Dumaphi Mema is president of the Association of Zimbabweans Abroad. From Dallas, Texas, he told VOA Zimbabweans in the Diaspora were forced to flee their country and should not be punished.

“Most Zimbabweans living abroad would like to participate in the electoral process in Zimbabwe. And I think this idea has been tried in the last election cycle. We did get involved in a petition that was signed and there was a court case in Harare where somebody from South Africa was trying to spearhead that the Diaspora should also participate in election in Zimbabwe. At that time we discovered that the constitution does not allow the Diaspora to vote…so as of now for this year’s election on March 29, again the idea has come up. Several Diaspora groups have come together to lobby the international community, especially SADC (Southern Africa Development Community) to try and pressure the government of Zimbabwe to change the constitution to allow the Diaspora to also vote in the election,” he said.

Mema agreed that it might be too late for the Zimbabwe Diaspora to vote in Saturday’s election. But he said they are aiming for future elections.

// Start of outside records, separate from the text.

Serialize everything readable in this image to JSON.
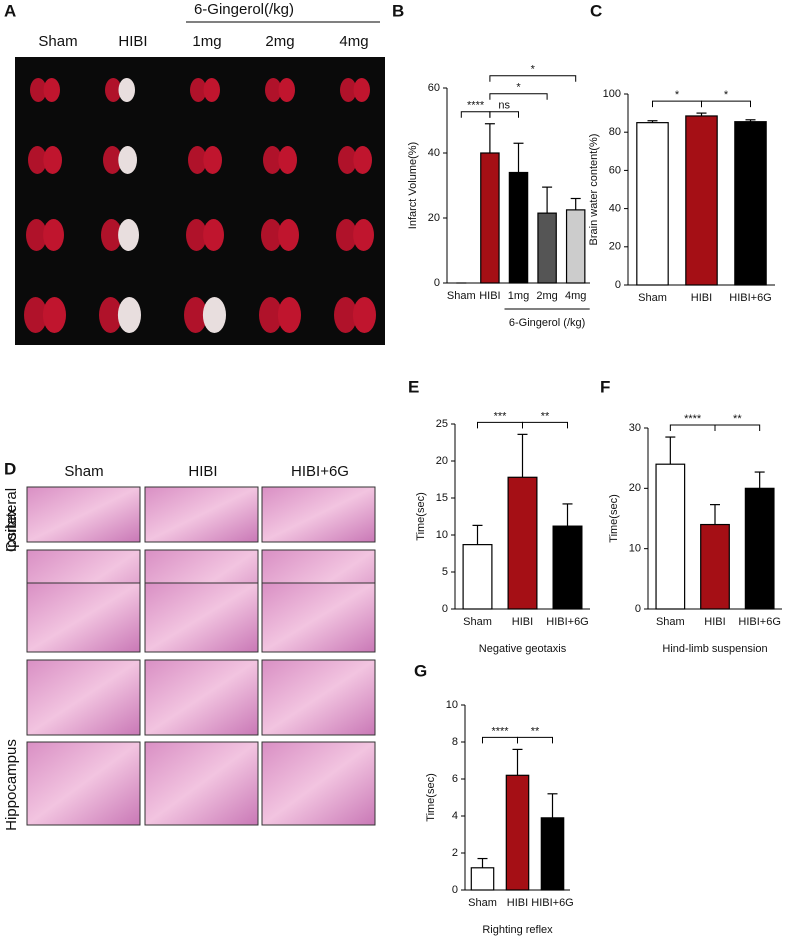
{
  "figure_a": {
    "label": "A",
    "group": "6-Gingerol(/kg)",
    "columns": [
      "Sham",
      "HIBI",
      "1mg",
      "2mg",
      "4mg"
    ]
  },
  "figure_d": {
    "label": "D",
    "columns": [
      "Sham",
      "HIBI",
      "HIBI+6G"
    ],
    "rows": [
      "Ipsilateral",
      "Cortex",
      "Hippocampus"
    ]
  },
  "chart_data": [
    {
      "type": "bar",
      "panel": "B",
      "ylabel": "Infarct Volume(%)",
      "xlabel": "6-Gingerol (/kg)",
      "categories": [
        "Sham",
        "HIBI",
        "1mg",
        "2mg",
        "4mg"
      ],
      "values": [
        0,
        40,
        34,
        21.5,
        22.5
      ],
      "errors": [
        0,
        9,
        9,
        8,
        3.5
      ],
      "colors": [
        "#ffffff",
        "#a50f15",
        "#000000",
        "#555555",
        "#cccccc"
      ],
      "ylim": [
        0,
        60
      ],
      "yticks": [
        0,
        20,
        40,
        60
      ],
      "annotations": [
        {
          "between": [
            "Sham",
            "HIBI"
          ],
          "label": "****"
        },
        {
          "between": [
            "HIBI",
            "1mg"
          ],
          "label": "ns"
        },
        {
          "between": [
            "HIBI",
            "2mg"
          ],
          "label": "*"
        },
        {
          "between": [
            "HIBI",
            "4mg"
          ],
          "label": "*"
        }
      ]
    },
    {
      "type": "bar",
      "panel": "C",
      "ylabel": "Brain water content(%)",
      "categories": [
        "Sham",
        "HIBI",
        "HIBI+6G"
      ],
      "values": [
        85,
        88.5,
        85.5
      ],
      "errors": [
        1,
        1.5,
        1
      ],
      "colors": [
        "#ffffff",
        "#a50f15",
        "#000000"
      ],
      "ylim": [
        0,
        100
      ],
      "yticks": [
        0,
        20,
        40,
        60,
        80,
        100
      ],
      "annotations": [
        {
          "between": [
            "Sham",
            "HIBI"
          ],
          "label": "*"
        },
        {
          "between": [
            "HIBI",
            "HIBI+6G"
          ],
          "label": "*"
        }
      ]
    },
    {
      "type": "bar",
      "panel": "E",
      "ylabel": "Time(sec)",
      "xlabel": "Negative geotaxis",
      "categories": [
        "Sham",
        "HIBI",
        "HIBI+6G"
      ],
      "values": [
        8.7,
        17.8,
        11.2
      ],
      "errors": [
        2.6,
        5.8,
        3
      ],
      "colors": [
        "#ffffff",
        "#a50f15",
        "#000000"
      ],
      "ylim": [
        0,
        25
      ],
      "yticks": [
        0,
        5,
        10,
        15,
        20,
        25
      ],
      "annotations": [
        {
          "between": [
            "Sham",
            "HIBI"
          ],
          "label": "***"
        },
        {
          "between": [
            "HIBI",
            "HIBI+6G"
          ],
          "label": "**"
        }
      ]
    },
    {
      "type": "bar",
      "panel": "F",
      "ylabel": "Time(sec)",
      "xlabel": "Hind-limb suspension",
      "categories": [
        "Sham",
        "HIBI",
        "HIBI+6G"
      ],
      "values": [
        24,
        14,
        20
      ],
      "errors": [
        4.5,
        3.3,
        2.7
      ],
      "colors": [
        "#ffffff",
        "#a50f15",
        "#000000"
      ],
      "ylim": [
        0,
        30
      ],
      "yticks": [
        0,
        10,
        20,
        30
      ],
      "annotations": [
        {
          "between": [
            "Sham",
            "HIBI"
          ],
          "label": "****"
        },
        {
          "between": [
            "HIBI",
            "HIBI+6G"
          ],
          "label": "**"
        }
      ]
    },
    {
      "type": "bar",
      "panel": "G",
      "ylabel": "Time(sec)",
      "xlabel": "Righting reflex",
      "categories": [
        "Sham",
        "HIBI",
        "HIBI+6G"
      ],
      "values": [
        1.2,
        6.2,
        3.9
      ],
      "errors": [
        0.5,
        1.4,
        1.3
      ],
      "colors": [
        "#ffffff",
        "#a50f15",
        "#000000"
      ],
      "ylim": [
        0,
        10
      ],
      "yticks": [
        0,
        2,
        4,
        6,
        8,
        10
      ],
      "annotations": [
        {
          "between": [
            "Sham",
            "HIBI"
          ],
          "label": "****"
        },
        {
          "between": [
            "HIBI",
            "HIBI+6G"
          ],
          "label": "**"
        }
      ]
    }
  ]
}
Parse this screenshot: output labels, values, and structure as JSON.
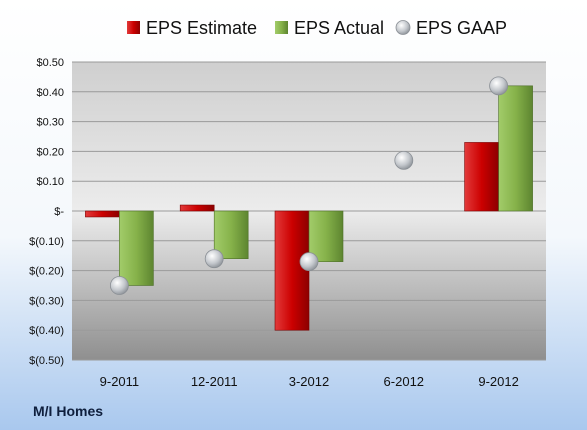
{
  "chart_data": {
    "type": "bar",
    "categories": [
      "9-2011",
      "12-2011",
      "3-2012",
      "6-2012",
      "9-2012"
    ],
    "series": [
      {
        "name": "EPS Estimate",
        "kind": "bar",
        "color": "#cc0000",
        "values": [
          -0.02,
          0.02,
          -0.4,
          null,
          0.23
        ]
      },
      {
        "name": "EPS Actual",
        "kind": "bar",
        "color": "#77a83a",
        "values": [
          -0.25,
          -0.16,
          -0.17,
          null,
          0.42
        ]
      },
      {
        "name": "EPS GAAP",
        "kind": "scatter",
        "color": "#b0b5bb",
        "values": [
          -0.25,
          -0.16,
          -0.17,
          0.17,
          0.42
        ]
      }
    ],
    "yticks": [
      {
        "value": 0.5,
        "label": "$0.50"
      },
      {
        "value": 0.4,
        "label": "$0.40"
      },
      {
        "value": 0.3,
        "label": "$0.30"
      },
      {
        "value": 0.2,
        "label": "$0.20"
      },
      {
        "value": 0.1,
        "label": "$0.10"
      },
      {
        "value": 0.0,
        "label": "$-"
      },
      {
        "value": -0.1,
        "label": "$(0.10)"
      },
      {
        "value": -0.2,
        "label": "$(0.20)"
      },
      {
        "value": -0.3,
        "label": "$(0.30)"
      },
      {
        "value": -0.4,
        "label": "$(0.40)"
      },
      {
        "value": -0.5,
        "label": "$(0.50)"
      }
    ],
    "ylim": [
      -0.5,
      0.5
    ],
    "grid": true,
    "legend_position": "top",
    "company": "M/I Homes"
  }
}
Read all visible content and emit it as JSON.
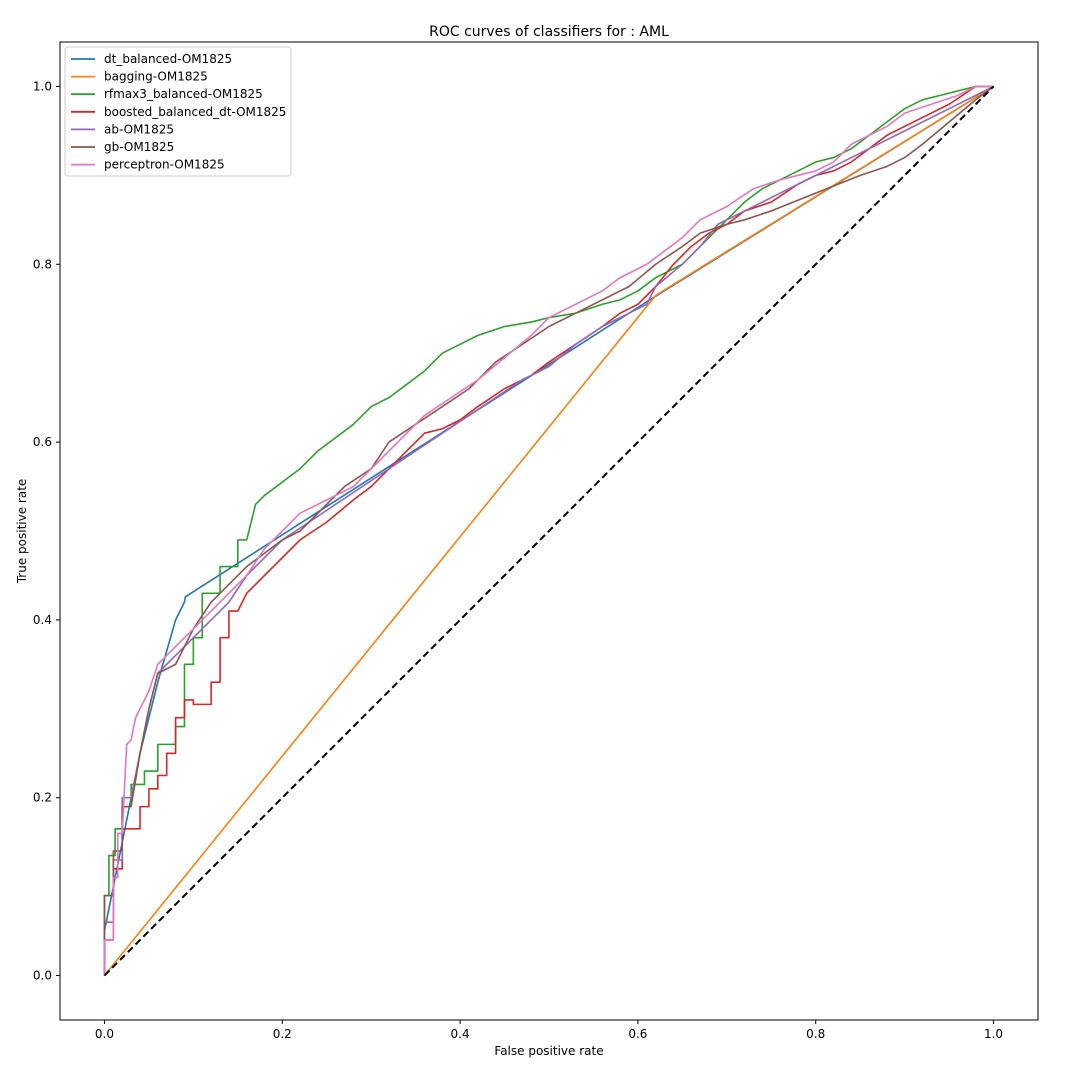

“For this election cycle, definitely it’s too late. But it is a symbolic action, that’s what we trying to do. In other words, it’s going to take a long time before that can be done, if ever it can be done. At this time we are setting the stage to raise eyebrow, especially for the civic groups in Zimbabwe that we are trying to work with to make this to happen so that in the future, whether it’s going to be five, ten years from today, at least those in the Diaspora should be able to vote without having to travel,” Mema said.

He said the Zimbabwe Diaspora is convinced Saturday’s election will not be free and fair.

“The playing field has never been leveled for all the participants of the election. It also advantages the current president of the ruling party. Most of the people that are in Diaspora left Zimbabwe because they were unhappy either with the political system or the economy. And therefore if we are allowed to vote they will definitely vote Mugabe out of power. And we know that he will never allow that to happen because he will be taking himself out of power, “ he said.

Mema said Zimbabweans in the Diaspora have been playing a major role in the political process through mobilizing financial support for certain candidates.

“We do have people here that are supporting certain candidates like people for the MDC (Movement for Democratic Change), people for Makoni (Simba), and people for the other third candidate. For example, I will take the MDC. We have quite certain structures here for the MDC. And their role has been to mobilize financial to send back to their parties at home so that they can campaign effectively and be able to travel,” Mema said.